Browser / Standards Solution
Define a new standard for transmitting session identifiers and managing them within the browser, such as a new request/response header to be used instead of cookies. The standard should include a mechanism to tie the session identifier to the SSL session on both the browser and the server.
- Make sure that all session identifiers are transmitted over an encrypted protocol.
- Terminate/regenerate the session if the session token is transmitted insecurely (either in clear text or as part of the URL), or signal to the application to do so.
- Enforce the Secure and HttpOnly flags on sensitive cookies using a Web Application Firewall.
- Ensure that session identifiers are transmitted only using the SSL session where they originated. Track sessions across SSL renegotiations and integrate with framework solutions to support common SSL termination/reencryption architectures.
Generic Framework Solution
The framework should provide a centralized cookie management API which prevents direct access to cookies. By default, cookies should be handled according to the following rules, which must be explicitly overridden if a developer has a specific need for a cookie with unsafe properties.
- Apply Secure and HttpOnly flags.
- Set the Domain and Path parameters for the cookie correctly.
- Automatically check for cookie support and either instruct the user to enable cookies/upgrade the browser, or switch to a "cookieless" session scheme based on a configuration choice.
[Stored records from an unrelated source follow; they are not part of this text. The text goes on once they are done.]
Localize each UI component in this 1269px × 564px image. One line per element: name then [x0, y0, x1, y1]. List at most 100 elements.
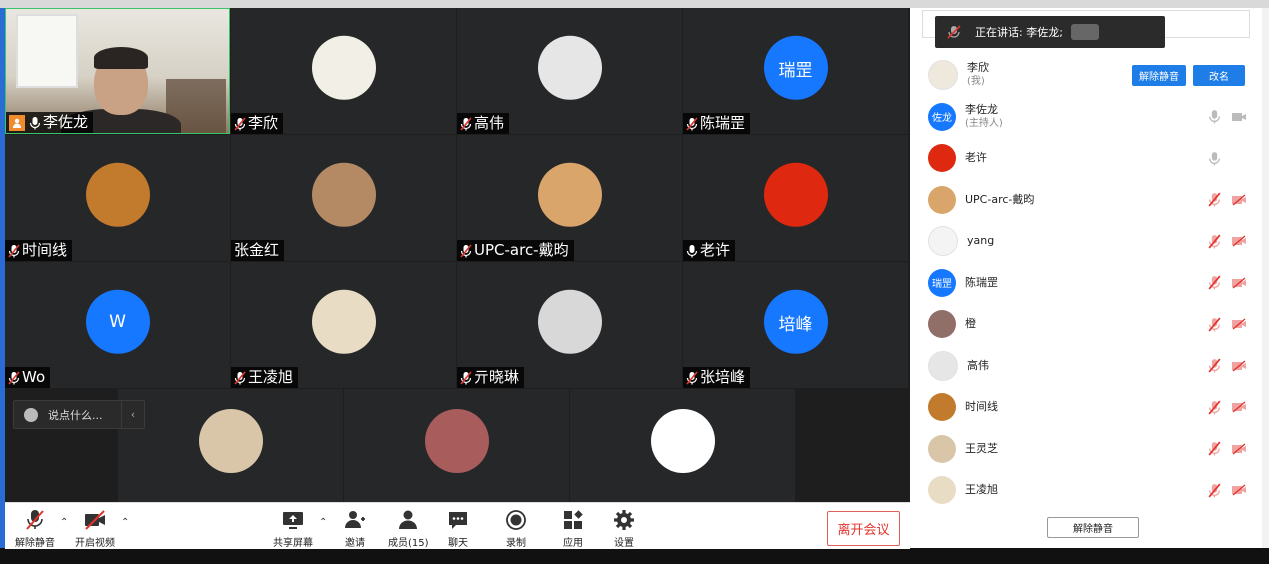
- unmute-button[interactable]: 解除静音: [15, 509, 55, 549]
- avatar: 瑞罡: [928, 268, 956, 297]
- share-screen-button[interactable]: 共享屏幕: [273, 509, 313, 549]
- settings-button[interactable]: 设置: [613, 509, 635, 549]
- video-tile[interactable]: 王凌旭: [231, 262, 456, 388]
- avatar: [928, 434, 956, 463]
- muted-mic-icon: [1208, 234, 1221, 248]
- mic-icon: [686, 244, 698, 257]
- tile-name-label: 李欣: [231, 113, 284, 134]
- video-tile[interactable]: 张金红: [231, 135, 456, 261]
- video-tile[interactable]: 高伟: [457, 8, 682, 134]
- chat-button[interactable]: 聊天: [447, 509, 469, 549]
- camera-off-icon: [1232, 235, 1246, 247]
- video-tile[interactable]: 李佐龙: [5, 8, 230, 134]
- participant-name: 陈瑞罡: [700, 114, 746, 132]
- participant-status: [1208, 441, 1247, 456]
- video-options-caret[interactable]: ⌃: [121, 517, 129, 528]
- avatar: [928, 350, 958, 381]
- start-video-label: 开启视频: [75, 538, 115, 549]
- emoji-icon[interactable]: [24, 407, 38, 422]
- taskbar-strip: [0, 548, 1269, 564]
- participant-name: 亓晓琳: [474, 368, 520, 386]
- video-tile[interactable]: [570, 389, 795, 502]
- participant-row[interactable]: 时间线: [928, 387, 1253, 427]
- participant-info: 陈瑞罡: [965, 276, 998, 290]
- camera-off-icon: [1232, 193, 1246, 206]
- record-button[interactable]: 录制: [505, 509, 527, 549]
- rename-button[interactable]: 改名: [1193, 64, 1245, 86]
- participant-status: [1208, 358, 1247, 373]
- participant-name: 王凌旭: [248, 368, 294, 386]
- participant-name: UPC-arc-戴昀: [474, 241, 569, 259]
- participant-info: UPC-arc-戴昀: [965, 193, 1034, 207]
- panel-scrollbar[interactable]: [1262, 8, 1269, 548]
- invite-button[interactable]: 邀请: [344, 509, 366, 549]
- video-tile[interactable]: 瑞罡 陈瑞罡: [683, 8, 908, 134]
- tile-name-label: 陈瑞罡: [683, 113, 751, 134]
- tile-name-label: UPC-arc-戴昀: [457, 240, 574, 261]
- video-tile[interactable]: 时间线: [5, 135, 230, 261]
- participant-name: 王灵芝: [965, 441, 998, 455]
- start-video-button[interactable]: 开启视频: [75, 509, 115, 549]
- avatar-initials: 佐龙: [932, 113, 952, 124]
- participant-row[interactable]: 王灵芝: [928, 429, 1253, 469]
- muted-mic-icon: [8, 370, 20, 385]
- participants-panel: 正在讲话: 李佐龙; 李欣 (我) 解除静音 改名 佐龙 李佐龙 (主持人) 老许 UPC-ar…: [910, 8, 1262, 548]
- muted-mic-icon: [1208, 317, 1221, 331]
- participant-row[interactable]: 老许: [928, 138, 1253, 178]
- collapse-chevron-icon[interactable]: ‹: [121, 401, 144, 428]
- video-tile[interactable]: W Wo: [5, 262, 230, 388]
- video-tile[interactable]: [118, 389, 343, 502]
- avatar: [928, 144, 956, 172]
- video-tile[interactable]: 培峰 张培峰: [683, 262, 908, 388]
- video-tile[interactable]: 老许: [683, 135, 908, 261]
- tile-name-label: 王凌旭: [231, 367, 299, 388]
- avatar: [198, 409, 263, 473]
- participant-row[interactable]: yang: [928, 221, 1253, 261]
- apps-icon: [564, 510, 583, 529]
- video-tile[interactable]: 李欣: [231, 8, 456, 134]
- participant-name: 高伟: [474, 114, 505, 132]
- participant-row[interactable]: 李欣 (我) 解除静音 改名: [928, 55, 1253, 95]
- video-tile[interactable]: UPC-arc-戴昀: [457, 135, 682, 261]
- participant-row[interactable]: 瑞罡 陈瑞罡: [928, 263, 1253, 303]
- muted-mic-icon: [460, 116, 472, 131]
- members-button[interactable]: 成员(15): [388, 509, 429, 549]
- participant-name: 王凌旭: [965, 483, 998, 496]
- avatar: 瑞罡: [763, 35, 828, 100]
- apps-button[interactable]: 应用: [562, 509, 584, 549]
- participant-name: 高伟: [967, 358, 989, 372]
- participant-name: 橙: [965, 317, 976, 330]
- participant-status: [1208, 275, 1247, 290]
- participant-name: 老许: [700, 241, 731, 259]
- camera-off-icon: [1232, 401, 1246, 413]
- avatar: [928, 393, 956, 421]
- participant-name: 张金红: [234, 241, 280, 259]
- participant-row[interactable]: 高伟: [928, 346, 1253, 386]
- participant-row[interactable]: 佐龙 李佐龙 (主持人): [928, 97, 1253, 137]
- participant-status: [1208, 192, 1247, 207]
- audio-options-caret[interactable]: ⌃: [60, 517, 68, 528]
- participant-row[interactable]: UPC-arc-戴昀: [928, 180, 1253, 220]
- tile-name-label: 高伟: [457, 113, 510, 134]
- muted-mic-icon: [947, 25, 961, 39]
- participant-row[interactable]: 橙: [928, 304, 1253, 344]
- avatar: [537, 35, 602, 100]
- gear-icon: [614, 510, 634, 530]
- panel-unmute-button[interactable]: 解除静音: [1047, 517, 1139, 538]
- video-tile[interactable]: [344, 389, 569, 502]
- muted-mic-icon: [1208, 275, 1221, 290]
- avatar: [928, 60, 958, 90]
- chat-input[interactable]: 说点什么... ‹: [13, 400, 145, 429]
- leave-meeting-button[interactable]: 离开会议: [827, 511, 900, 546]
- video-tile[interactable]: 亓晓琳: [457, 262, 682, 388]
- muted-mic-icon: [1208, 483, 1221, 497]
- avatar: [537, 289, 602, 354]
- share-options-caret[interactable]: ⌃: [319, 517, 327, 528]
- participant-status: [1208, 317, 1247, 332]
- invite-label: 邀请: [345, 538, 365, 549]
- participant-name: 李佐龙: [43, 113, 89, 131]
- video-off-icon: [85, 510, 105, 530]
- participant-row[interactable]: 王凌旭: [928, 470, 1253, 510]
- self-unmute-button[interactable]: 解除静音: [1132, 64, 1186, 86]
- tile-name-label: 张培峰: [683, 367, 751, 388]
Default to requiring cookie support.
- Expose a simple administrative interface for setting P3P rules.
- Automatically validate and signal when the number of cookies in use or the size of cookie data exceeds that which is commonly supported by browsers.
- Prevent application code from overwriting or otherwise manipulating the session cookie. Possibly prohibit the application from accessing the session token at all.
The framework should provide a configurable session management scheme, which includes the following features:
- Alert user and deauthorize oldest session when multiple simultaneous logins are detected. Multiple simultaneous logins are prohibited by default, but may be enabled by changing a configuration setting.
- Terminate session and send security SNMP trap or other configurable message if User-Agent string or other client fingerprinting changes.
- Tie the session ID to the SSL session and provide configurable options for actions to take if the session ID is transmitted over a new SSL session. Expose integration points with perimeter technologies to facilitate SSL termination, renegotiation, and other transitions.
- Provide the option to the user when logging in to pin the session to the originating IP.
- Never include session information as part of a URL in order to support "cookieless" sessions. Rewrite URLs as form POSTs including the session identifier as a hidden field, instead.
- Provide a configurable option for automatically changing the session identifier transparently during a session: never, after a set time period, or a set number of requests.